The hippie-rock musical “Hair” by Gerome Ragni and James Rado is one of the most successful and widely performed musicals ever. Set in the emerging hippie street culture of the 1960’s, the central storyline concerns a young man and his decision of what to do about his draft notice, an induction into the battles of the divisive and heartbreaking war in Viet Nam. More than that, however, this show is about the vitality, originality, integrity and passion of young people trying to find their place in the world, and also trying to reject those elements of that world which are contrary to their own hopes and passions. That’s really what has made this show endure. Although we are a very long way from that actual time in history, nothing really separates young people of today from those young people in terms of their commitment to creating a world where they can live the kind of lives that they believe they deserve for themselves. And nothing is different for young people in our current world in terms of the disillusionment, sorrow and disappointment that so often accompanies that quest.

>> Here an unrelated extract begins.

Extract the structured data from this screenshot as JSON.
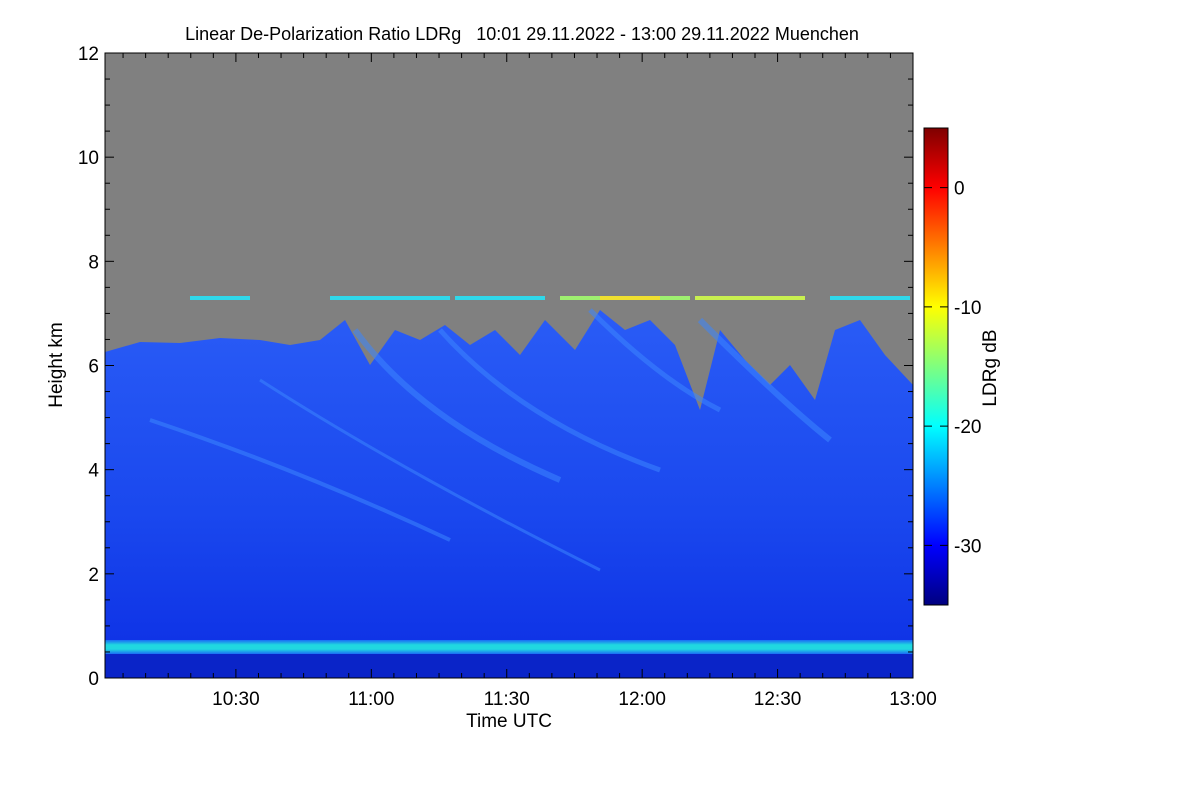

This Bainbridge Performing Arts production, directed by Teresa Thuman, has assembled a marvelous cast of talented young people who manage to build their very own world right before our eyes. The “tribe” brings enormous passion and personal identity to the culture they create. I don’t have any reservations about the vitality and urgency of that “tribe” and the way in which they celebrate that life in front of us. I do have some hesitations about the historical world in which that culture is invented, especially in the first act, and about a certain degree of spontaneity and invention that needs to be in every song. By the end of the show, however, I totally believed the conviction and emotional integrity of every word the “tribe” gave voice to. Ultimately, I was quite satisfied that this generation (probably two generations removed from the original) made this show belong to them, made it about telling their story, made it about insisting that we believe in their hearts and their passions.
Many of the hippie conceits (drugs, nudity, anti-establishmentarianism, sexual exploration, denying everything about the dull, normal “establishment” order) were quite shocking when this show originally came out, and are much more a part of our everyday world now. My biggest problem was that in the first act I didn’t have a strong enough sense of that conventional, unacceptable world surrounding this group of young people who were vociferously rejecting it. In the opening number, “The Age of Aquarius” the lead singer throws off her costume and performs the entire number in the nude. That was actually perfect, not because it was shocking, but because it was a declaration that we were about to meet all of these characters in their unadorned reality, and that we needed to be ready to see them without any social cover-up, as they were about to see each other.
In the first act, most of the songs are spontaneous inventions, really just explorations and statements of what these people discover about the world they live in. Because there wasn’t a strong enough sense of what that world was, it too often felt like just a sequence of performances of some often silly and inconsequential songs, and not markers, discoveries from a journey through a country that none of them really knew. Our primary guide, Berger (Ted Dowling) is supposed to be the hippest, most far-out member of the tribe. For me, this character was just too one-dimensional, a zoned-out druggie without a whole lot of character or charisma. That made his revelations later of the flaws in his true character much less dramatic. As Claude, the insanely inventive young man who will have to face both his real life and the terrible reality of war, I thought Jesse Smith was much more successful. Especially in the second act, when everything is about him and everything the others do is about dealing with what Claude does, I really was convinced of the complexity and contradiction of the world in which this was all taking place. Smith also made me feel that the conflict within his own heart was authentic and profound. In the second act, the world of the tribe really felt like part of the much larger, much more lethal world around them. That was a major element in the power of the finale and the ultimate satisfaction of the production.
As I said, the entire tribe was fully committed and there were many outstanding performances. In particular, I thought Olivia Lee as Ronny, Denny Le as Woof, Michelle Lorenze Odell as Dionne and Margaret Mead, Brace Evans as Hud and Alison Monda as Sheila were particularly outstanding. Most importantly, though, the entire ensemble created not just a cast, but a community in which every player was vitally important. I cannot over-emphasize the power of the finale, not just because it summarized the entire journey, but because it was truly one voice speaking from the very depths of its soul.
The physical production was excellent, with Scenic Design by Alex King, Costumes by Margaret Toomey, and well-balanced Sound design by Matt Hadlock. The Music Direction by Josh Anderson was first-rate, as was the dynamic and youthful choreography by Noah Duffy.
I can’t count the number of times that I’ve seen productions of “Hair”. Sometimes it doesn’t work at all, but most of the time it does, because in the course of building the production all of the actors discover how much they have in common, how eternal the process is of finding your own place in an often dangerous and hostile world, and how much music can ease and energize your journey. Bainbridge Performing Arts has a great deal to be proud of with this production and I would recommend it to anyone interested, not so much in returning to the 1960’s, but in returning to the joys and conflicts and limitless energy of youth itself.